His fury was tinged with frustration.This martial power, this absence of fear in his warriors... it was a feast almost within reach, yet its flavor eluded him.
Tzeentch, whose form was a shifting kaleidoscope of feathers, eyes, and paradoxes, let out a laugh of crystalline crackles.
"Why is he not yours, Brother? Because he is not a mere butcher."His voice was a whisper spiraling in the mind. "Look beyond the blood. His plans span centuries. He weaves alliances with despised races. He builds a citadel of ORDER in OUR domain! His power is structured, calculated. He is... an architect. A change so radical, so... predictable. He belongs to me through the complexity of his destiny!"
The Changer of the Ways saw in Julius a new and fascinating piece on the great board,a riddle to be solved or shattered to understand its secrets.
Slaanesh, reclining on a bed of moaning flesh and precious silks, let out a groan of heightened pleasure.
"Oh,but can you not feel his determination?" murmured the androgynous deity, their voice a poisoned caress. "A will so pure, so absolute... It is an exquisite intensity. And his warriors... that personal hatred in his hunters, that cold efficiency in his clones. These are not crude emotions. They are refined passions. He understands perfection in the act of destruction. He shall be my masterpiece. The fall of such a being would be the sweetest of symphonies."

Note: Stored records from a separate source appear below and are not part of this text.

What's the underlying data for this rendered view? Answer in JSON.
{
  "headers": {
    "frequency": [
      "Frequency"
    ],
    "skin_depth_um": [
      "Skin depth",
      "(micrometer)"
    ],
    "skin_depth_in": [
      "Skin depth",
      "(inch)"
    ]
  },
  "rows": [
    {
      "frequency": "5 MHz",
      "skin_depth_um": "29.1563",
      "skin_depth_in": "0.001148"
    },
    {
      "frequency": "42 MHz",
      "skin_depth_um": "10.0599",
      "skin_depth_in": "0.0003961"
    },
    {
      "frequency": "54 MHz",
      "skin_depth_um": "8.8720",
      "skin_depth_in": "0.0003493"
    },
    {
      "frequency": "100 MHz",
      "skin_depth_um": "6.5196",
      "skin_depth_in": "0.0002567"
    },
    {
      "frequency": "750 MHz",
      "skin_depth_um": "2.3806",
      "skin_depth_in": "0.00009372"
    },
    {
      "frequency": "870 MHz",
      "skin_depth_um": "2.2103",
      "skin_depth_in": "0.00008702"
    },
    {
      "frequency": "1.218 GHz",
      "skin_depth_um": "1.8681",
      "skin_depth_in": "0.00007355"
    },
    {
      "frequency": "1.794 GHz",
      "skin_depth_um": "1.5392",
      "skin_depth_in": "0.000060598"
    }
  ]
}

Nurgle, sitting in his garden of bubbling rot, let out a genial gurgle.
"All so rushed,so agitated," he rumbled, a stream of pus oozing from his putrid smile. "He builds, yes. He believes he builds for eternity. All built things eventually rot. All armies, eventually turn to dust. His light, so cold and so clean... it will grow lukewarm, then become covered in mold. Decay is inevitable, my dears. He is already a seed in my garden. Let him grow... so we may better savor his decomposition."
A heavy silence fell between them, more terrifying than any cacophony.

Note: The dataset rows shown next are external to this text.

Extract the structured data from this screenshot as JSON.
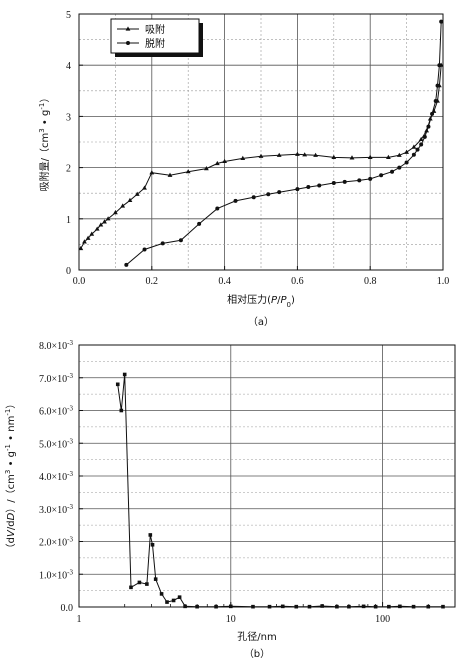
{
  "chart_data": [
    {
      "type": "line",
      "panel_label": "（a）",
      "xlabel": "相对压力(P/P0)",
      "ylabel": "吸附量/（cm³·g⁻¹）",
      "xlim": [
        0,
        1.0
      ],
      "ylim": [
        0,
        5
      ],
      "x_ticks": [
        "0.0",
        "0.2",
        "0.4",
        "0.6",
        "0.8",
        "1.0"
      ],
      "y_ticks": [
        "0",
        "1",
        "2",
        "3",
        "4",
        "5"
      ],
      "grid": true,
      "legend_position": "top-left",
      "series": [
        {
          "name": "吸附",
          "marker": "triangle",
          "x": [
            0.005,
            0.015,
            0.025,
            0.035,
            0.05,
            0.06,
            0.07,
            0.08,
            0.1,
            0.12,
            0.14,
            0.16,
            0.18,
            0.2,
            0.25,
            0.3,
            0.35,
            0.38,
            0.4,
            0.45,
            0.5,
            0.55,
            0.6,
            0.62,
            0.65,
            0.7,
            0.75,
            0.8,
            0.85,
            0.88,
            0.9,
            0.92,
            0.94,
            0.955,
            0.965,
            0.975,
            0.985,
            0.99,
            0.995
          ],
          "y": [
            0.42,
            0.55,
            0.62,
            0.7,
            0.8,
            0.88,
            0.94,
            1.0,
            1.12,
            1.25,
            1.36,
            1.48,
            1.6,
            1.9,
            1.85,
            1.92,
            1.98,
            2.08,
            2.12,
            2.18,
            2.22,
            2.24,
            2.26,
            2.25,
            2.24,
            2.2,
            2.19,
            2.2,
            2.2,
            2.24,
            2.3,
            2.4,
            2.55,
            2.72,
            2.95,
            3.1,
            3.3,
            3.6,
            4.0
          ]
        },
        {
          "name": "脱附",
          "marker": "circle",
          "x": [
            0.13,
            0.18,
            0.23,
            0.28,
            0.33,
            0.38,
            0.43,
            0.48,
            0.52,
            0.55,
            0.6,
            0.63,
            0.66,
            0.7,
            0.73,
            0.77,
            0.8,
            0.83,
            0.86,
            0.88,
            0.9,
            0.92,
            0.93,
            0.94,
            0.95,
            0.96,
            0.97,
            0.98,
            0.985,
            0.99,
            0.995
          ],
          "y": [
            0.1,
            0.4,
            0.52,
            0.58,
            0.9,
            1.2,
            1.35,
            1.42,
            1.48,
            1.52,
            1.58,
            1.62,
            1.65,
            1.7,
            1.72,
            1.75,
            1.78,
            1.85,
            1.92,
            2.0,
            2.1,
            2.25,
            2.35,
            2.45,
            2.6,
            2.8,
            3.05,
            3.3,
            3.6,
            4.0,
            4.85
          ]
        }
      ]
    },
    {
      "type": "line",
      "panel_label": "（b）",
      "xlabel": "孔径/nm",
      "ylabel": "（dV/dD）/（cm³·g⁻¹·nm⁻¹）",
      "x_scale": "log",
      "xlim": [
        1,
        300
      ],
      "ylim": [
        0,
        0.008
      ],
      "x_ticks": [
        "1",
        "10",
        "100"
      ],
      "y_ticks": [
        "0.0",
        "1.0×10⁻³",
        "2.0×10⁻³",
        "3.0×10⁻³",
        "4.0×10⁻³",
        "5.0×10⁻³",
        "6.0×10⁻³",
        "7.0×10⁻³",
        "8.0×10⁻³"
      ],
      "grid": true,
      "series": [
        {
          "marker": "square",
          "x": [
            1.8,
            1.9,
            2.0,
            2.2,
            2.5,
            2.8,
            2.95,
            3.05,
            3.2,
            3.5,
            3.8,
            4.2,
            4.6,
            5.0,
            6,
            8,
            10,
            14,
            18,
            22,
            27,
            33,
            40,
            50,
            60,
            75,
            90,
            110,
            130,
            160,
            200,
            250
          ],
          "y": [
            0.0068,
            0.006,
            0.0071,
            0.0006,
            0.00075,
            0.0007,
            0.0022,
            0.0019,
            0.00085,
            0.0004,
            0.00015,
            0.0002,
            0.0003,
            2e-05,
            1e-05,
            1e-05,
            2e-05,
            1e-05,
            1e-05,
            2e-05,
            1e-05,
            1e-05,
            3e-05,
            1e-05,
            1e-05,
            2e-05,
            1e-05,
            1e-05,
            2e-05,
            1e-05,
            1e-05,
            1e-05
          ]
        }
      ]
    }
  ]
}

"He is not like the Anathema,"Tzeentch concluded, breaking the silence. "The Anathema denies us. He seeks to extinguish the Warp itself. This one... he uses it. He builds his own house within it. He does not deny us. He challenges us."
"A CHALLENGE?!" roared Khorne. "THEN LET HIM COME! LET HIM BRING HIS SOUL HERE AND WE SHALL SEE!"
"Patience, Brother," hissed Slaanesh. "A conquest too hasty would spoil all the pleasure."
Nurgle nodded, a new poisonous mushroom sprouting on his shoulder. "Yes, yes... let the rust do its work."
They agreed on nothing, as always. But on one point, their attention was now irrevocably fixed: Julius Braveheart. He was no longer a curiosity. He was a potential rival, a future champion to corrupt, or a threat to eradicate. The game had just become infinitely more complex. The Anathema had an echo, and the Dark Gods hated echoes.